Jul. 18th, 2015

dhampyresa: (Default)
I did it! I read the book without getting out of my chair. (It says one sitting, so you have to not get up for it to count /rule I made up)

Read a Book in One Sitting Day is something [personal profile] spywindow came up with. The rules are here. (You will note that the rules allow you to get up while reading the book.)

Anyway, I was planning to read Lewis Hyde's Trickster Makes This World on account of how I love trickster so fucking much as does [livejournal.com profile] lunik_the_bard who recced it to me in the first place and I completely trust her taste in these matters. (A not insignificant portion of our conversations revolve around tricksters.)

I had things to do today and it was also really hot, so by the time I went outside to read and settled down it was almost 1850. This included a good fifteen minute of my ereader being more or less unresponsive because I clicked the wrong thing.

So there I was, comfortably settled in -- had my book, had something to drink, had space to stretch out my legs -- and reading. For about three-quarters of an hour, I read Trickster. It was very interesting, even if I didn't always agree with the author or thought he was reaching too much. A lot of the parallels are well-explained, as is the breaking down of the various elements. Also, not counting the foreword, it starts with what is probably the most appropriate way to start a book about tricksters ever which is:
The first story I have to tell is not exactly true, but it isn't exactly false, either.
See what I mean?
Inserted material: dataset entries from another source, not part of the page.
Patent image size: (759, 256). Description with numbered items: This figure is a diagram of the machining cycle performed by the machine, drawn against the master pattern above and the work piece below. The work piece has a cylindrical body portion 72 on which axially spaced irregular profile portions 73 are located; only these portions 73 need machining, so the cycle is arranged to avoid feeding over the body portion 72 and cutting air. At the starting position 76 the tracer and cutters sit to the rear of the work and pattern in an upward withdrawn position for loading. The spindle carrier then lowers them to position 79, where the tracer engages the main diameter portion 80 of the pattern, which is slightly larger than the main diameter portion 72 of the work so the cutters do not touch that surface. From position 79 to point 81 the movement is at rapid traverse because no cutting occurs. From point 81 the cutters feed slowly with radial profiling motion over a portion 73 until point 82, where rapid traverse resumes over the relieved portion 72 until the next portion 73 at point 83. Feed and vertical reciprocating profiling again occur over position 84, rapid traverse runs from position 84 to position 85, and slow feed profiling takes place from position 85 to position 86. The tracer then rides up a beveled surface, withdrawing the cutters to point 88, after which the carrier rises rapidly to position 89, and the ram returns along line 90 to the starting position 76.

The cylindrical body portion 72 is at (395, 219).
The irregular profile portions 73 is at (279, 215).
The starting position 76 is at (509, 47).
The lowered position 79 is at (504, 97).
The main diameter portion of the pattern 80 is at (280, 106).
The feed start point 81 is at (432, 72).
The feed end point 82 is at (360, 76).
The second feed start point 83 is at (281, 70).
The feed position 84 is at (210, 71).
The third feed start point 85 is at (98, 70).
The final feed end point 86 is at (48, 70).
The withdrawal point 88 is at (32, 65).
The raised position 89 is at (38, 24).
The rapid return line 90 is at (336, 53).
I'm looking forward to reading the rest of the book, especially the part about gender that the footnotes have assured me is coming.

Except I had to stop reading it, if I wanted to acheive my goal of reading an entire book in one sitting, given that I was only 8% in. It was apprently going to take me 8 more hours to finish it. This wouldn't have been a problem, if I hadn't been outside and entirely unwilling to get out of that chair without reading a book start to finish. (Next year, I will try not underestimate the length of the book I plan to read and to be less tired so as to read faster and not start curling up in the heat and dozing off /secretly a cat)

So I set Trickster aside for later and went looking for another book on the ereader. I ended up picking Alcools by Guillaume Apollinaire. (Link goes to Project Gutenberg, btw.)

Alcools is a collection of poems Apollinaire wrote between 1898 and 1913. (And if you're wondering if that's an ominous date: yes, he died in WW1.)

Reading this book was a really weird mindfuck, because it took me ges to realise that there was no punctuation at all. No wonder it didn't make sense! It also kept jumoing back and forth between ideas from poem to poem with references to poems before and poems after, so for most of the book I had no idea what was going on. I kept reading though, because it was lovely. I just really enjoyed the way it was written. (Somewhat pettily, it was also good to read poetry that looked and sounded like poetry and not the "random line jumps without rime" approach that seems to be popular these days.)

The only poem in the collection I knew going in was Le Pont Mirabeau, which is lovely.

Le Pont Mirabeau (+ translation) )
That said, my favourite of the poems in the book is Crépuscule.

Crépuscule (+ translation) )

*Importante note! In the original French, this person is not referred to as "Colombine" but as "l'arlequine", that is a female Harlequin.

** Another importante note! In the original French, this third Harlequin is referred to as "arlequin trimégiste", which is a clear reference to HermèsTrimégiste, ie Hermes Trimegistus.

The evolution of Harlequin from female to male to ungendered and "thrice-greatest" is probably my favourite thing about the poem. "L'arlequine", in particular, is what made me sit up (literally, actually) and pay attention. I am deeply, deeply saddened the translation loses that.

I love the atmosphere of this poem, the quiet shadowy elegiac melancoly of it, the imagery of arlequine bringing to mind Mélusine, the way it's structured like an evening at the theater with a before and an after a three act play, the tarot-like symbolism of the hanged man, the potential creepiness of it all buffeted by the slow dreamlike quality of the rythm of the words. It's really really really beautiful and yes, "crépusculaire".

So that's how that went for me. Didn't even get rained on!